Bilyk: "Das ist der Weg, den wir weiter gehen müssen"
Im letzten Gruppenspiel gelingt dem ÖHB-Team der erste Sieg. Kapitän Mykola Bilyk glaubt an den eingeschlagenen Weg.
Mit dem 26:25-Erfolg gegen Serbien hat die EURO 2026 für das ÖHB-Team ein versöhnliches Ende genommen. Nach Spielende halten sich der Frust über das Verpassen der Hauptrunde und der Stolz über die gezeigte Leistung die Waage.

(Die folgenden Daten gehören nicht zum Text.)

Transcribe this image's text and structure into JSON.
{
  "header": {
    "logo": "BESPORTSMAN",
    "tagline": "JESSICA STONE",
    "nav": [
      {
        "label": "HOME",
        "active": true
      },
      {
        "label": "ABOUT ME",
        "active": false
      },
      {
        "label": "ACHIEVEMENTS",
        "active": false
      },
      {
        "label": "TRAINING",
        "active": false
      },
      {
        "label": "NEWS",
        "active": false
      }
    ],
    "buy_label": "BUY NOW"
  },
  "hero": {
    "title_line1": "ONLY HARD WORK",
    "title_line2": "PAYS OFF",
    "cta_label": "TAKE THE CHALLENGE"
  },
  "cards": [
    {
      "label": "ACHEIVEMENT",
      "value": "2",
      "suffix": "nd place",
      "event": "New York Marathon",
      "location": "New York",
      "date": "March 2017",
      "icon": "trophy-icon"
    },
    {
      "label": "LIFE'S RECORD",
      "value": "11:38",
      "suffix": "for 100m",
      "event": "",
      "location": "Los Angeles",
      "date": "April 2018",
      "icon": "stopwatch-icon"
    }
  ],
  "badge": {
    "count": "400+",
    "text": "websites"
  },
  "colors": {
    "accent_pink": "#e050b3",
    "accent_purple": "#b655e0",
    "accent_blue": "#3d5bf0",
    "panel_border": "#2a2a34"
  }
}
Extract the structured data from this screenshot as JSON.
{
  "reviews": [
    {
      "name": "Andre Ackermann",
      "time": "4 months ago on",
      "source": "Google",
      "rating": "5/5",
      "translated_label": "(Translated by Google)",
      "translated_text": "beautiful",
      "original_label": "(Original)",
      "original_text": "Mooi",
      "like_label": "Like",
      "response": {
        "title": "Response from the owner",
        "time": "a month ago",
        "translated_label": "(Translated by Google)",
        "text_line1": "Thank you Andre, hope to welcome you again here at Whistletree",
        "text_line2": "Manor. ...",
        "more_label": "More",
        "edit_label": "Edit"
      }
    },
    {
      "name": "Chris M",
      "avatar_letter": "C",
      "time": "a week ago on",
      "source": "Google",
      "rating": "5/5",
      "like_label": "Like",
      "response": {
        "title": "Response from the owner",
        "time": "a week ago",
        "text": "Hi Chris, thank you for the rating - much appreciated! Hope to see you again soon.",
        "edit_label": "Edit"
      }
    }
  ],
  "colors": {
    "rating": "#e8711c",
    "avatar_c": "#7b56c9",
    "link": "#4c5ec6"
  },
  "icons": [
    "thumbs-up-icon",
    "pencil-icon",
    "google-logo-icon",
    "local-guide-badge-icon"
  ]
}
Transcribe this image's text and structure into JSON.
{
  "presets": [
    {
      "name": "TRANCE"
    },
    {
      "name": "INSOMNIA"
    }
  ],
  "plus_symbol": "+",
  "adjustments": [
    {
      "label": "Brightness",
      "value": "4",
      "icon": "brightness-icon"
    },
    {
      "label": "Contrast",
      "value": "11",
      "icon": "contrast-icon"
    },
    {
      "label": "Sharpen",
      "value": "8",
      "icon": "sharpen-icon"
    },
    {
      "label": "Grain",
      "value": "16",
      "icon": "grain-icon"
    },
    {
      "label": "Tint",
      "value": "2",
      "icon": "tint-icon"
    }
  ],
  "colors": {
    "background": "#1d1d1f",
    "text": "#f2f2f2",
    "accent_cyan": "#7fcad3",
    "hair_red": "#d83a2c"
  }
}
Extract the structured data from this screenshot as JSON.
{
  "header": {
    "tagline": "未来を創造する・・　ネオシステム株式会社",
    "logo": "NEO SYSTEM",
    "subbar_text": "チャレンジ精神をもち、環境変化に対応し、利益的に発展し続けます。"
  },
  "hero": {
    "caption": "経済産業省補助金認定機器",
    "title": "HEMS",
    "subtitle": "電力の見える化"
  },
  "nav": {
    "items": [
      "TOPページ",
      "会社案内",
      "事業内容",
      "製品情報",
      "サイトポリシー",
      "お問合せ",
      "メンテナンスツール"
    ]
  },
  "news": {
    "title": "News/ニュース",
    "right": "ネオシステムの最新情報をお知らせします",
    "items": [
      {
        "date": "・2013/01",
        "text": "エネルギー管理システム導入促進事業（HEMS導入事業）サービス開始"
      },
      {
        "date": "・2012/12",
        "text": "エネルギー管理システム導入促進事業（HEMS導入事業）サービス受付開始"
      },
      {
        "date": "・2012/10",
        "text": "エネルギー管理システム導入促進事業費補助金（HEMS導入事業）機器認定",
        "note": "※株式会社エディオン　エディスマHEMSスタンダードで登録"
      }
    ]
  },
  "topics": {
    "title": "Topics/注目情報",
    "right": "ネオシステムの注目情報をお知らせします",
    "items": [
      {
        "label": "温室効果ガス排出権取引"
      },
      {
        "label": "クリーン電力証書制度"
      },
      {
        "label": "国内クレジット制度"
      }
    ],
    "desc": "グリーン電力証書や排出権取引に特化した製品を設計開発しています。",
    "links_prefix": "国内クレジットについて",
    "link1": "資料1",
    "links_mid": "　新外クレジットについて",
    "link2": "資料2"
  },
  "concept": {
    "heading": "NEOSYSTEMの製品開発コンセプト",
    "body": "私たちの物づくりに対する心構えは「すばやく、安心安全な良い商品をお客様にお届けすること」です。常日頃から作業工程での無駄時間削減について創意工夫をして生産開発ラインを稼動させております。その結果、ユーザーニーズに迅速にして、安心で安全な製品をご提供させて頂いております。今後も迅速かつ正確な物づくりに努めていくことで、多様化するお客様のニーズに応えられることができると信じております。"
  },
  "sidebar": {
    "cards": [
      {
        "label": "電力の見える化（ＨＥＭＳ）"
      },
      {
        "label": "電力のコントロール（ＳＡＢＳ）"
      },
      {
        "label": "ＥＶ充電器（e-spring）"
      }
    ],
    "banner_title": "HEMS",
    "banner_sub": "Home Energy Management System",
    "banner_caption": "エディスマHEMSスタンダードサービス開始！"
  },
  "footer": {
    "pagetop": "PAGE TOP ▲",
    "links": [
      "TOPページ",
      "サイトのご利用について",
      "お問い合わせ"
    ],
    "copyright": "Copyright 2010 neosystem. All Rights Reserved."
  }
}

Auch das Fazit von ÖHB-Sportdirektor Patrick Fölser fällt gemischt aus: "Zuerst einmal bin ich unglaublich froh, dass wir den Sieg eingefahren haben. Das ist ganz wichtig für uns. Natürlich wären wir gerne in die Hauptrunde eingezogen, es war angerichtet. Wir haben den Siebenmeter noch auf das +3, dann hätten wir noch ein halbe Minute oder Minute gehabt, um noch ein viertes zu machen." Es sei schade, dass "es knapp nicht gereicht hat", so der gebürtige Linzer weiter.
Dem Team hätte "die letzte Konsequenz gefehlt", resümiert Mykola Bilyk, der vom Siebenmeter-Punkt die Chance auf das 27:24 vergab.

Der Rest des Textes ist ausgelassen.